The kids embraced their snow days. And the sap came back, fresh and sweet! Saturday at the farmer’s market Tom handed me a sip of new made maple syrup. “It’s as sweet and clear as the early syrup of the season” he said, flushed with pleasure.

I am pretty sure people love the winter. They are proud of their survival and their toughness. I try to savor that, to capture that, in what I am writing.

I like to cook and these last few months are the first time in 50 years that cooking for two is the cooking I get to do. Kids are off and away with kitchens and recipes and skills and families of their own. I like pulling out my old recipes, though, and my mother’s and my grandmother.s’ I have their cookbooks and my cook books and a lot of old cookbooks to pull a recipe from. Merv doesn’t mind a little adventure.

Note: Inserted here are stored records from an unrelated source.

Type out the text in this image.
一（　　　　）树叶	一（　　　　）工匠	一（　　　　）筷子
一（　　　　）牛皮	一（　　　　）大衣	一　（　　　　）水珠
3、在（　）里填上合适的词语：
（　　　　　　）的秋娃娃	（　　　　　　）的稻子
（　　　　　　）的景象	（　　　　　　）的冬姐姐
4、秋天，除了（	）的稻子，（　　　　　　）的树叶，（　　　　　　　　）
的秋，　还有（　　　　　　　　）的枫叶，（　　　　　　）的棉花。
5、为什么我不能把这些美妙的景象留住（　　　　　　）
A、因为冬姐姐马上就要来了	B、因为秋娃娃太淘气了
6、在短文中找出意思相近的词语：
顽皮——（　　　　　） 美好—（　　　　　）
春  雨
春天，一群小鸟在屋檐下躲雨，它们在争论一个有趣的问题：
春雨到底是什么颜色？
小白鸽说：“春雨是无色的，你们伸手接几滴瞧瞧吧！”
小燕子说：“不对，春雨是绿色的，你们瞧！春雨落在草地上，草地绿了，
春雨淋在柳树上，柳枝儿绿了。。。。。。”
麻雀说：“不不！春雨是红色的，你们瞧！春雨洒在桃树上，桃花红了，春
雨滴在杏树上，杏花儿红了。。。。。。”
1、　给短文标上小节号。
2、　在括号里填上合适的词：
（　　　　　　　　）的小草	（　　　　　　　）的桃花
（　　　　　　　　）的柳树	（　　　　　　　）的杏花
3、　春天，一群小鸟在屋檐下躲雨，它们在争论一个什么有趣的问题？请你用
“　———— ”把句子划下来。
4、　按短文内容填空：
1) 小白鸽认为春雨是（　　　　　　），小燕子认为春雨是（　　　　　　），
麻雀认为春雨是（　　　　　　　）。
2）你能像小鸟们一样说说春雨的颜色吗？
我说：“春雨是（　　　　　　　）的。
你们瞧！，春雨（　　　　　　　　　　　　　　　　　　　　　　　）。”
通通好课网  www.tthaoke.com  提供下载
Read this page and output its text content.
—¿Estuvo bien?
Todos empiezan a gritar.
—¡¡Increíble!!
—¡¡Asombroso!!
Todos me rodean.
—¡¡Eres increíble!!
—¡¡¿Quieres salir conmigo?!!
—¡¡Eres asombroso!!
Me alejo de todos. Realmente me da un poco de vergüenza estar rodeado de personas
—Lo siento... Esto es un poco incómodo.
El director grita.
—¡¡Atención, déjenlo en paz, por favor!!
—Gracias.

I find that memory and food go together like butter and syrup. My maple syrup friend and his best grade B syrup I bought a year ago, and last week too. So I wrote:

It’s pretty clear I have to make Pancakes for breakfast. The world abounds with wonderful pancake recipes, which is as it should be. But mine has been tested on kids, grandchildren and friends for just about a half a century, so that is the one I will use. You can make them with a toddler on the hip!
Nana’s pancakes
1/4 cup old fashioned oatmeal
3/4 cup whole wheat flour
1 teaspoon baking powder
1/4 teaspoon baking soda
1 egg
1 cup yogurt
Pulverize the oatmeal in a blender, then add the dry ingredients and buzz briefly. Lightly beat the egg in a bowl with the yogurt, then add the dry ingredients. Mix gently with a fork. Heat a griddle to medium high and fry in a little butter. (This recipe can be made in huge batches. Just keep the proportions the same. Feel free to subtitle any sour milk product for the yogurt, and you can dilute it by half with sweet milk if you need to.)
I am frying some bacon to serve by the side for Merv. It came from a farmer who lives just outside of town.

This morning, though, I made french toast for Merv and me. A happy breakfast. I don’t mind cooking without a toddler on the hip, which is good, because the youngest grandchild has graduated from hip bouncing and is ready for stirring and measuring. We will do that this summer.

Judge, sweet yellow lab, is back from his walk up town. He is dreaming, of food, I think, for his sighs are happy too.